Demonia, a financial dominatrix who’s used MintStars since 2023, told 404 Media she’s felt frustrated by unstable creator platforms and online censorship in the past, and hopes to put more effort into her MintStars presence following this announcement. “I will be honest, I didn't think I'd live to see such a revolutionary choice in a strictly capitalistic society and environment that promotes individualism to embarrassing levels, and I am elated to have chosen to be part of this project from its early steps,” Demonia told me in an email. “Not only cooperative enterprises are healthier environments to work in on a general level, but there is now a further level of security for the creators who decide to invest in the platform as a source of income, and a great deal of motivation to see it succeed.” 

AVN reported that the program for earning points will launch this month and take retroactive activity into account, and that MintStars will also introduce new governance measures including a Creator Advisory Board.

“This co-ownership means to me that MintStars aims to empower sex workers on a practical level, recognizing their importance and their rights, without limiting our creativity and safety in the name of profit, and it will definitely impact my effort into making sure such an example lives to make the adult industry's history, not only because it's a better choice for myself only, but because it also shows to everyone that there is a better way to enjoy our kinky spaces without being afraid of being deplatformed, of our content being rejected or deleted, of our entire existence being put into discussion,” Demonia said.

“This partnership is another important step forward in creating a complete ecosystem of care that is both for and by adult industry workers,” a spokesperson for SWOP Behind Bars told 404 Media. “We're excited to deepen our ties in the MintStars community and anticipate that Ms. Van Meir's shares donation will enable us to better understand and meet those workers' needs.”

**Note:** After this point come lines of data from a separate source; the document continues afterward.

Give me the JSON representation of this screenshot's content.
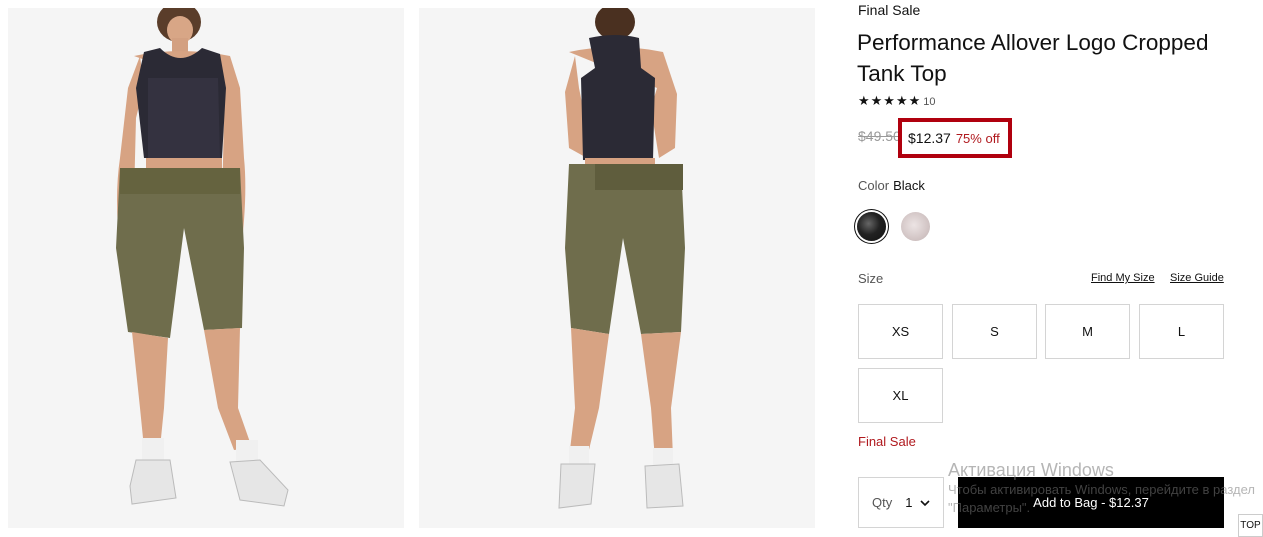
{
  "product": {
    "final_sale_tag": "Final Sale",
    "title": "Performance Allover Logo Cropped Tank Top",
    "rating_stars": "★★★★★",
    "rating_value": 5,
    "review_count": "10",
    "original_price": "$49.50",
    "sale_price": "$12.37",
    "discount": "75% off"
  },
  "color": {
    "label": "Color",
    "selected": "Black",
    "swatches": [
      "black-swatch",
      "blush-swatch"
    ]
  },
  "size": {
    "label": "Size",
    "find_my_size": "Find My Size",
    "size_guide": "Size Guide",
    "options": [
      "XS",
      "S",
      "M",
      "L",
      "XL"
    ]
  },
  "final_sale_notice": "Final Sale",
  "cart": {
    "qty_label": "Qty",
    "qty_value": "1",
    "add_to_bag": "Add to Bag  -  $12.37"
  },
  "top_button": "TOP",
  "watermark": {
    "title": "Активация Windows",
    "subtitle": "Чтобы активировать Windows, перейдите в раздел \"Параметры\"."
  },
  "colors": {
    "sale_red": "#b0191e",
    "highlight_border": "#b0000e",
    "button_black": "#000000"
  }
}
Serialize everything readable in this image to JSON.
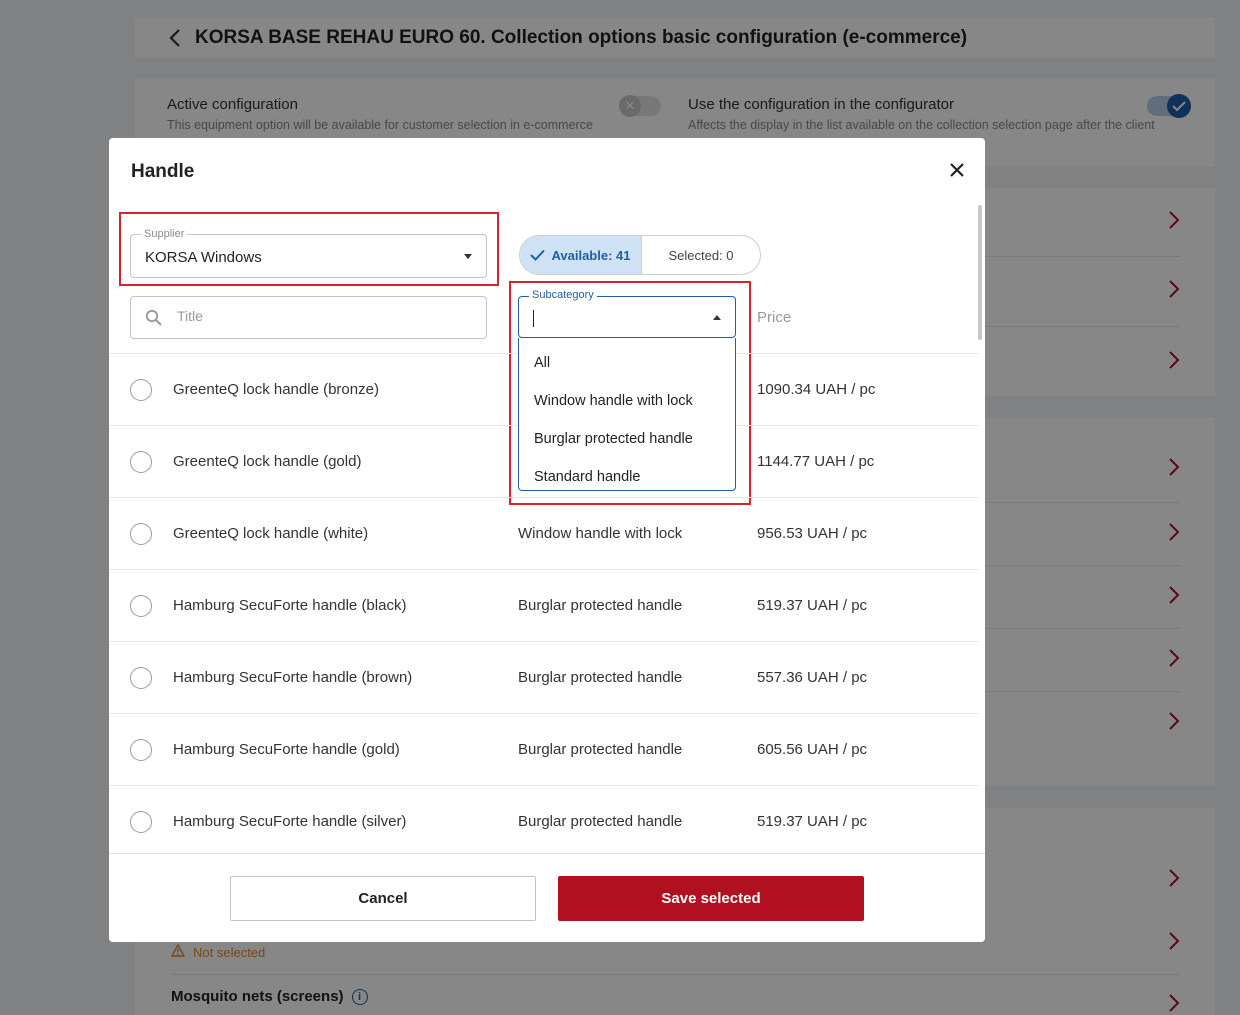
{
  "page": {
    "title": "KORSA BASE REHAU EURO 60. Collection options basic configuration (e-commerce)",
    "active_config": {
      "label": "Active configuration",
      "description": "This equipment option will be available for customer selection in e-commerce"
    },
    "use_config": {
      "label": "Use the configuration in the configurator",
      "description": "Affects the display in the list available on the collection selection page after the client"
    },
    "not_selected_label": "Not selected",
    "mosquito_nets_label": "Mosquito nets (screens)"
  },
  "modal": {
    "title": "Handle",
    "supplier": {
      "legend": "Supplier",
      "value": "KORSA Windows"
    },
    "search": {
      "placeholder": "Title"
    },
    "tabs": {
      "available": "Available: 41",
      "selected": "Selected: 0"
    },
    "subcategory": {
      "legend": "Subcategory",
      "options": [
        "All",
        "Window handle with lock",
        "Burglar protected handle",
        "Standard handle"
      ]
    },
    "columns": {
      "price": "Price"
    },
    "rows": [
      {
        "name": "GreenteQ lock handle (bronze)",
        "category": "",
        "price": "1090.34 UAH / pc"
      },
      {
        "name": "GreenteQ lock handle (gold)",
        "category": "",
        "price": "1144.77 UAH / pc"
      },
      {
        "name": "GreenteQ lock handle (white)",
        "category": "Window handle with lock",
        "price": "956.53 UAH / pc"
      },
      {
        "name": "Hamburg SecuForte handle (black)",
        "category": "Burglar protected handle",
        "price": "519.37 UAH / pc"
      },
      {
        "name": "Hamburg SecuForte handle (brown)",
        "category": "Burglar protected handle",
        "price": "557.36 UAH / pc"
      },
      {
        "name": "Hamburg SecuForte handle (gold)",
        "category": "Burglar protected handle",
        "price": "605.56 UAH / pc"
      },
      {
        "name": "Hamburg SecuForte handle (silver)",
        "category": "Burglar protected handle",
        "price": "519.37 UAH / pc"
      }
    ],
    "buttons": {
      "cancel": "Cancel",
      "save": "Save selected"
    }
  },
  "colors": {
    "accent_blue": "#1f5ea8",
    "primary_red": "#b01020",
    "highlight_red": "#d8232f",
    "warning_orange": "#e0892b"
  }
}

MintStars uses the U.S. dollar-pegged stablecoin USDC to process payments. Fans and customers can pay as they would on any other website, with a credit card. Creators can receive payouts in fiat as well. Last month, MintStars announced a new partnership with Payy Network. "Creators face financial discrimination every day, bank accounts shut down, payment processors blocking transactions, and earnings delayed for weeks," Sargent said in an announcement of that partnership. "Crypto solved access, but it didn't solve privacy or safety. Nobody's financial activity should be publicly exposed on a blockchain." Settlements on the blockchain also prevent some of the most risky aspects of accepting payments as an adult site, including chargebacks, censorship, and banking discrimination.

“The fact of the matter in the adult industry is that without the working women who make platforms all of their revenue, the latter would never succeed and we can now choose for what we believe in and choose who believes in us, MintStars has given us the opportunity to have our voices heard,” Demonia said. “I do hope more sex workers will put their safety and rights first and focus their energies where they will be undoubtedly rewarded, as it's been proven over and over again since the beginning of this project.